These results will surely complicate traditional dietary thinking, but a new French study suggests that women who consume high amounts of meat, fish, eggs and other foods rich in different types of fatty acids may face a greater risk for type 2 diabetes.
“The principal sources of the harmful fatty acids in our study were meat and fish/seafood,” said study authors Guy Fagherazzi and Courtney Dow, both epidemiologists with the Center for Research in Epidemiology and Population Health at INSERM in Villejuif, France.

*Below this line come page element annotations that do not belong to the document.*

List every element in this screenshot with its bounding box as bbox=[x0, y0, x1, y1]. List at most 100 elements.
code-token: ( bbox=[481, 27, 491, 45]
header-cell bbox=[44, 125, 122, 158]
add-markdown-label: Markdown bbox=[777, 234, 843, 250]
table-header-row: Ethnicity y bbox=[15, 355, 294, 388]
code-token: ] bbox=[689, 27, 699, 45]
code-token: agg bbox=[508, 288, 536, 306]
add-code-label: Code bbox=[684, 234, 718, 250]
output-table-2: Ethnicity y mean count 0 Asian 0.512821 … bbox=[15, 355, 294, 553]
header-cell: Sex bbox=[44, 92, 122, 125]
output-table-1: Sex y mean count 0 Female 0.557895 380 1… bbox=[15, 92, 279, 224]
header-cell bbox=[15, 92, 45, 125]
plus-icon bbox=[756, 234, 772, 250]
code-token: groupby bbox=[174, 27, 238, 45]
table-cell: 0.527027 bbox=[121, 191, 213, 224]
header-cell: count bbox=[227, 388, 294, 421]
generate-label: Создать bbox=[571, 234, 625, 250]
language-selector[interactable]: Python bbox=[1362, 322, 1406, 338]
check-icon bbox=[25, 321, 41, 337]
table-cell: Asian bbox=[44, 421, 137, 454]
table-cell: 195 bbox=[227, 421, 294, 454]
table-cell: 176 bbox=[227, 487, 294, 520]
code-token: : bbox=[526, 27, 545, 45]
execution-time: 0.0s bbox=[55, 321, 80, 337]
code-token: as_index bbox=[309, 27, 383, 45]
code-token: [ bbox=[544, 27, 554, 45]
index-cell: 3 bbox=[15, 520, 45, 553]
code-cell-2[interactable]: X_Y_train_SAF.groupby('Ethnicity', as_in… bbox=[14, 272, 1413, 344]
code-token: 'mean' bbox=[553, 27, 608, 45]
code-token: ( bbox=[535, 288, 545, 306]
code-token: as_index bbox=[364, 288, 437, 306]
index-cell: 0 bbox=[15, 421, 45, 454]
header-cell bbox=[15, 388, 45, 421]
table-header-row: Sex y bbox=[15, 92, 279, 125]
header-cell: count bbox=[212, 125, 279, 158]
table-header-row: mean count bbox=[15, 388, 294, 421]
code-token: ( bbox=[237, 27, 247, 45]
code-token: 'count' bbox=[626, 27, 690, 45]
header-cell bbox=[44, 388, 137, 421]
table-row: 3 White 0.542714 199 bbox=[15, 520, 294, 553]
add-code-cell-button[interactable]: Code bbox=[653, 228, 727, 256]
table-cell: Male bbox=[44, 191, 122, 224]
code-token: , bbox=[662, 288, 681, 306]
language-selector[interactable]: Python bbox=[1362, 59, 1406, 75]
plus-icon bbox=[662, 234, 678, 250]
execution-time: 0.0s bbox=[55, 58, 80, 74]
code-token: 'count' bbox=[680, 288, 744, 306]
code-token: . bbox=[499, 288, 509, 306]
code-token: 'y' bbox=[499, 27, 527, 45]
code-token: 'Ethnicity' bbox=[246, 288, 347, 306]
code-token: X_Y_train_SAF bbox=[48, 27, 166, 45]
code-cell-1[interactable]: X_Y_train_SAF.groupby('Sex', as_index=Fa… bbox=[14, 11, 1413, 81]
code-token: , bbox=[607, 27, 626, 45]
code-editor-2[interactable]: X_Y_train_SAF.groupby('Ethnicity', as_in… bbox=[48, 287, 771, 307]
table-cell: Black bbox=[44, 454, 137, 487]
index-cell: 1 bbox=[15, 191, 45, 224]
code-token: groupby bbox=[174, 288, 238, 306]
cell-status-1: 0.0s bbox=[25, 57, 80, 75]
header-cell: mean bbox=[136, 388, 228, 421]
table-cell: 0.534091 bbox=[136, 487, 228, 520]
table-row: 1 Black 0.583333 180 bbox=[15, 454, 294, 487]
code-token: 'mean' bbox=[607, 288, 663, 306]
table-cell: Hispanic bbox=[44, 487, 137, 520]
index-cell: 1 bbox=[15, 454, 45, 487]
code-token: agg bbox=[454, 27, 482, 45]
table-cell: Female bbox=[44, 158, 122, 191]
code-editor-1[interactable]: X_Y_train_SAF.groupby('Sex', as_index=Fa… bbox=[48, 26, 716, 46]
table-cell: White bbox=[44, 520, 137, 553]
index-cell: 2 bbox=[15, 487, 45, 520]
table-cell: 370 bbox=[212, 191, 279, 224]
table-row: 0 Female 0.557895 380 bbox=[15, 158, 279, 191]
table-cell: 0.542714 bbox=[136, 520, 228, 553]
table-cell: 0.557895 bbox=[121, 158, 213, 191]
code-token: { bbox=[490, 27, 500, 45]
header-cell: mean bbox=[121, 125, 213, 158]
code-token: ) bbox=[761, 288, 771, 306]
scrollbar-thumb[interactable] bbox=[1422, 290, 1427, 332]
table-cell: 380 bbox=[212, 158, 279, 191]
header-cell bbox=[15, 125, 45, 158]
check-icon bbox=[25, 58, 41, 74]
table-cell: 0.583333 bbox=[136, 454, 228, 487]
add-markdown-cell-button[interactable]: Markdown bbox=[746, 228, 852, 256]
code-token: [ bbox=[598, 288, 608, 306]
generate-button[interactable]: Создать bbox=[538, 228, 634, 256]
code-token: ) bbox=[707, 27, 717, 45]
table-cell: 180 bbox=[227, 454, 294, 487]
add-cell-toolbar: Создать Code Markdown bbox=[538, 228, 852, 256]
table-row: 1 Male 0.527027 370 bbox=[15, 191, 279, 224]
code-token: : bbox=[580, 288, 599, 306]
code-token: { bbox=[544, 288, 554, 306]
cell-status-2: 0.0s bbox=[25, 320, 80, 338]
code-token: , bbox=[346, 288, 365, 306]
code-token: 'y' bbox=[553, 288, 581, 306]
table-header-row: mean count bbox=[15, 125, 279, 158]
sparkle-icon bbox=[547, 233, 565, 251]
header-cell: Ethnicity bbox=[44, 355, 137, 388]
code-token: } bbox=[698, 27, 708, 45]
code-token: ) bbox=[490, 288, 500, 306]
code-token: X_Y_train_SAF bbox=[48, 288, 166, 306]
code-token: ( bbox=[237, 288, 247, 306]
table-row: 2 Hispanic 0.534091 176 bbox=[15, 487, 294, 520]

The study’s findings are at odds with what has long been overwhelming praise about the health benefits associated with this group of essential nutrients, which includes the omega-3 polyunsaturated acids typically found in fish.
“However, we would not go so far as to say that fish is no longer a healthy and safe option,” the study authors said. “Other studies are needed, and it was only in the group with the highest consumption of these fatty acids that we observed an association.”
For the study, more than 71,000 non-diabetic women were tracked between 1993 and 2011.
Researchers said people should cut back on meat intake as currently most of the population consumes meat in quantities well beyond their nutritional requirements.
One nutritionist described the findings as “somewhat surprising.”
“Particularly the association with omega-3s and increased risk,” said Lona Sandon, program director in the department of clinical nutrition at the University of Texas Southwestern Medical Center at Dallas. “This I would not expect.”
Sandon said that there “are a lot of unknowns here,” adding that she “would not throw my walnuts and tuna out just yet,” until more research can be done.
“There is oodles of evidence for why those things are good for us,” Sandon said. “But if I were a big meat eater, I would cut back.”